Slow Turnarounds Top Nursing Homes’ List of COVID-19 Testing Issues

Lengthy processing times remain the most pressing issue for nursing homes as they work to test residents and staff, according to a recent survey from a leading industry trade group.

Just 3% of nursing home and assisted living facility operators reported the ability to receive same-day test results, the American Health Care Association (AHCA) reported, with only 10% logging next-day answers.

The majority, or 63% of respondents, said they must wait two to four days to receive results from their lab partners, with the remaining 24% forced to go five days or more without confirmation.


Those numbers underscore AHCA’s finding that 56% of operators in the space identified lab processing time as a key barrier to COVID-19 testing access, compared with the 34% that cited cost, the 22% that pointed to a lack of testing kits, and the 20% that blamed a lack of state and local government support. A further 14% identified an inability to locate companies that can process tests as a significant impediment.

AHCA, which represents for-profit nursing facilities and assisted living communities, surveyed 1,385 of its members between June 25 and June 29.

In the absence of a vaccine or proven treatments for COVID-19, testing has emerged as one of the few reliable weapons long-term and post-acute care facilities have against the disease.


But point-of-care testing, or the ability to accurately process tests at the nursing home itself, remains more theoretical than a widespread reality — requiring operators to collect samples, send them off to labs that could be located multiple states away, and await the results to come back. In the meantime, providers face difficult decisions about what to do with staffers and residents whose status remains undetermined, typically treating them as positive cases until the test can confirm or rule out infection.

While many states have succeeded in executing on one-time baseline testing for residents and workers, rapidly ballooning case counts among the general public in the South and Sun Belt have brought new urgency to fast, accurate testing for nursing homes — particularly for staff members.

“Regular testing of nursing home and assisted living staff is a vital step in controlling the spread of COVID-19, but is not effective without obtaining timely test results,” AHCA president and CEO Mark Parkinson said in a statement. “For nursing homes and assisted living communities to protect residents and staff, we need on-site testing with reliable and rapid results. With a recent uptick in COVID-19 cases among the general population, we are concerned labs will get overwhelmed and receiving results for long term care residents and staff will take longer to obtain.”

Unlike nursing home residents, whose status is less likely to change, workers who live in the community have a significant risk for exposure even after receiving a negative test result — and, in turn, introducing the virus to the facilities where they work. With economies reopening and the associated spikes of positive cases, routine testing of employees has taken on even greater importance, both in new hotspots and facilities that have managed to quash the outbreaks seen during the spring.

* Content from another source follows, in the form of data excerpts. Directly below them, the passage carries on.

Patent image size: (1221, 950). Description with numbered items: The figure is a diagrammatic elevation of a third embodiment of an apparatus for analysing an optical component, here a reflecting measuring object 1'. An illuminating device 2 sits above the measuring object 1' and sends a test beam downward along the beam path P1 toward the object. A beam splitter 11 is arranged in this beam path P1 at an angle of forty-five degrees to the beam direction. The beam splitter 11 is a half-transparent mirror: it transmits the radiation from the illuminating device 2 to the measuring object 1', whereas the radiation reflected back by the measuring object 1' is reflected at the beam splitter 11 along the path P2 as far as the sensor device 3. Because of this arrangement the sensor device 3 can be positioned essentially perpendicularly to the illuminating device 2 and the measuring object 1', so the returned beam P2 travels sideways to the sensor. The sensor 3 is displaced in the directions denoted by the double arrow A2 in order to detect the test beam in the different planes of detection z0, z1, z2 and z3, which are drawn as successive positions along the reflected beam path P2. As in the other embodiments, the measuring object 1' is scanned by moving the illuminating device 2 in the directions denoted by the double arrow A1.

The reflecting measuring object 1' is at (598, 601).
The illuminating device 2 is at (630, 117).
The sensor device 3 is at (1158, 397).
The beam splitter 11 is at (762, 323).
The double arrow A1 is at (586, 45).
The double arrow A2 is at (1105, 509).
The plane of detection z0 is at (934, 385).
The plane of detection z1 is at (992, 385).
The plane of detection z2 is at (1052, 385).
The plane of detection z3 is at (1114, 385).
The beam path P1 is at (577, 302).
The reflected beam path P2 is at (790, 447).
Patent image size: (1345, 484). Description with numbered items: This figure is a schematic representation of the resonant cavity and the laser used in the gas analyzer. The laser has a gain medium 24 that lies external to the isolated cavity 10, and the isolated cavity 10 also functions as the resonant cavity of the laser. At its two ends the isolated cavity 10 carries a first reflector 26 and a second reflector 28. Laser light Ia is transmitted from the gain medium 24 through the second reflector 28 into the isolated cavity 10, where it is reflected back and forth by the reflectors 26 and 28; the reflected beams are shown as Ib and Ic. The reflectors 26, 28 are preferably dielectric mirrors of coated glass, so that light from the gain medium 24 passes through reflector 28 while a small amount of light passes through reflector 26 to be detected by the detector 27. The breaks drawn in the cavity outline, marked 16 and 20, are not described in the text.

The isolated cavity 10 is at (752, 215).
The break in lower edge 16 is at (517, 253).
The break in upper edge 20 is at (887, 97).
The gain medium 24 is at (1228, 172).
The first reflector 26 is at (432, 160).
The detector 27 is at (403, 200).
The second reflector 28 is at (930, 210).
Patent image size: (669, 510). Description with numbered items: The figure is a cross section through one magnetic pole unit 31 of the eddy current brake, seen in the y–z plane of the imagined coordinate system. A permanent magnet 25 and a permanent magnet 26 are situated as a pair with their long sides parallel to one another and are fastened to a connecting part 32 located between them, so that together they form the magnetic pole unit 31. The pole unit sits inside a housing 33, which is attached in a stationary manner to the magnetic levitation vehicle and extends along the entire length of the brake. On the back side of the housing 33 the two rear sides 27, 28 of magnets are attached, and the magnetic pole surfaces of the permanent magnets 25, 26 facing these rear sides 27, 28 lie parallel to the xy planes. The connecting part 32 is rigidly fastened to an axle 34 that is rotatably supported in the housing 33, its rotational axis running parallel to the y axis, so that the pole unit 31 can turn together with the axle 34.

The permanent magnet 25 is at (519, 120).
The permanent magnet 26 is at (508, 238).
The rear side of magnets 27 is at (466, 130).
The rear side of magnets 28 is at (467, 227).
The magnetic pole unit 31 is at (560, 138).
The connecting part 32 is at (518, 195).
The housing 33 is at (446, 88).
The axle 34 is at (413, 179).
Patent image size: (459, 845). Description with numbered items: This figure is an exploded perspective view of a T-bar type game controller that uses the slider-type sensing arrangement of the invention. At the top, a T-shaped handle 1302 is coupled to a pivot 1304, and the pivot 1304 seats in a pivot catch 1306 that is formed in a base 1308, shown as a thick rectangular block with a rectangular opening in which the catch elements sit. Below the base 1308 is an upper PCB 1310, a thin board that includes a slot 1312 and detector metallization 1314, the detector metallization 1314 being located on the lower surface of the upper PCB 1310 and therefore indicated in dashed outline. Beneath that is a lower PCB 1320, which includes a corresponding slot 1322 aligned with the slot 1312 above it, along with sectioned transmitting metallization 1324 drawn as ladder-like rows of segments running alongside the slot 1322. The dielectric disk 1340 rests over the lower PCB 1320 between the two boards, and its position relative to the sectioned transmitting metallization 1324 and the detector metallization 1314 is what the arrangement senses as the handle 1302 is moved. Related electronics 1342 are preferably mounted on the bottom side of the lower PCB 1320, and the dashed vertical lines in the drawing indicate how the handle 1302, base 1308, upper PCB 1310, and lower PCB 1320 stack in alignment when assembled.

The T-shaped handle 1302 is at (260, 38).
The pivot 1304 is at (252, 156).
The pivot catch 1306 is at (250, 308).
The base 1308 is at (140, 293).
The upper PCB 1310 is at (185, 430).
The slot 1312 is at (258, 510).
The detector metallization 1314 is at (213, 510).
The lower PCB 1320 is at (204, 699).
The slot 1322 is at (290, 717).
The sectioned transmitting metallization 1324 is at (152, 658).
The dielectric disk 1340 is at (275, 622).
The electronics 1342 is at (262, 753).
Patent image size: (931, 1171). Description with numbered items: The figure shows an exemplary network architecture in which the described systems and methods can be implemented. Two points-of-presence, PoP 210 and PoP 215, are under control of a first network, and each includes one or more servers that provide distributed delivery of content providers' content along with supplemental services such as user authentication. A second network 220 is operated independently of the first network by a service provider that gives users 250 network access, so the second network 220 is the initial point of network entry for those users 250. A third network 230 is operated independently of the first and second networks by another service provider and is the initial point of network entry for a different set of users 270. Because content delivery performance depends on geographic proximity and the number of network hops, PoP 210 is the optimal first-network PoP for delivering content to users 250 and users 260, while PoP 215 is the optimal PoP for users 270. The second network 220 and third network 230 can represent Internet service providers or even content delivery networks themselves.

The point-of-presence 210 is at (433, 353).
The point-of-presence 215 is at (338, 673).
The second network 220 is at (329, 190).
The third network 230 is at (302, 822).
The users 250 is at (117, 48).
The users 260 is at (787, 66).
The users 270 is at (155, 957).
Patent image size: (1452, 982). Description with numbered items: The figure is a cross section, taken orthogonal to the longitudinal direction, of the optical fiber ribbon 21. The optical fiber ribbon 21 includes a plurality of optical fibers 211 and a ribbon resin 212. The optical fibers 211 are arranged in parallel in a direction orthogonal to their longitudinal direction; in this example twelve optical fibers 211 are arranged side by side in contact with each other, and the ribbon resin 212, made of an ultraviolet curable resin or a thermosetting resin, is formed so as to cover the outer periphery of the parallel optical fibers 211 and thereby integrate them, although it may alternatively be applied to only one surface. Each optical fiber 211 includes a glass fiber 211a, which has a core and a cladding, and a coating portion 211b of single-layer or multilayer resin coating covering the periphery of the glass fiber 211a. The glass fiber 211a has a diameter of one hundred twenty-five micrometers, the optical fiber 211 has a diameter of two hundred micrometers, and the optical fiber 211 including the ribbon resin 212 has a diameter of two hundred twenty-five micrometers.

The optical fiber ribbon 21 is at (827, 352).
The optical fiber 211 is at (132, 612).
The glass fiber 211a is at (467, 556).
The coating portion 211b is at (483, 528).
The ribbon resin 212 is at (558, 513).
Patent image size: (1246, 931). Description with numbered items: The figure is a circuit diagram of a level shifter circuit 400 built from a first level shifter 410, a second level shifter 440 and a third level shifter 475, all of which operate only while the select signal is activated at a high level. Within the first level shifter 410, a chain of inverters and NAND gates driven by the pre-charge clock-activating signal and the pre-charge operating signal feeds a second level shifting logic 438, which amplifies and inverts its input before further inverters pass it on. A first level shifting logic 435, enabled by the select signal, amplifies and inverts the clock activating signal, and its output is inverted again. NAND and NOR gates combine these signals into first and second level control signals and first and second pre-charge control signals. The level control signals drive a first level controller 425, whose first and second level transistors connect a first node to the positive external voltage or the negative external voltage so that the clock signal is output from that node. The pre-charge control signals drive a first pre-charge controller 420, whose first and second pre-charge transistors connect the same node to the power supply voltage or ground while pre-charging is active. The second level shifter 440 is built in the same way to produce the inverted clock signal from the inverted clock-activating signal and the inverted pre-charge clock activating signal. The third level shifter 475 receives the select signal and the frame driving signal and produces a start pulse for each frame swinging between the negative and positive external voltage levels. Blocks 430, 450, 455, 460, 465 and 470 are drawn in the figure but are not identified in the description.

“They are not only going to the nursing home, and not going anyplace else,” Dr. Paula Lester, a geriatrician and associate professor at the NYU Long Island School of Medicine, said of nursing home staffers in conversation with SNN last month. “They’re living their lives, and going to the supermarket and wherever else they need to go. That’s more true now, as non-essential workers are now going out and about more as well. So you can’t assume that your staff is fine.”

But speed also plays a major role in whether testing protocols have real teeth, Lester observed.

“When we have more accurate point-of-care testing, I think nursing home staff should be prioritized for that — because if you get tested on Monday, and you don’t get the results until Wednesday, you could have been sick on Tuesday and working and not knowing it,” she said. “Now again, you’re wearing equipment, but you really want to [put in] maximal effort to protect patients and staff.”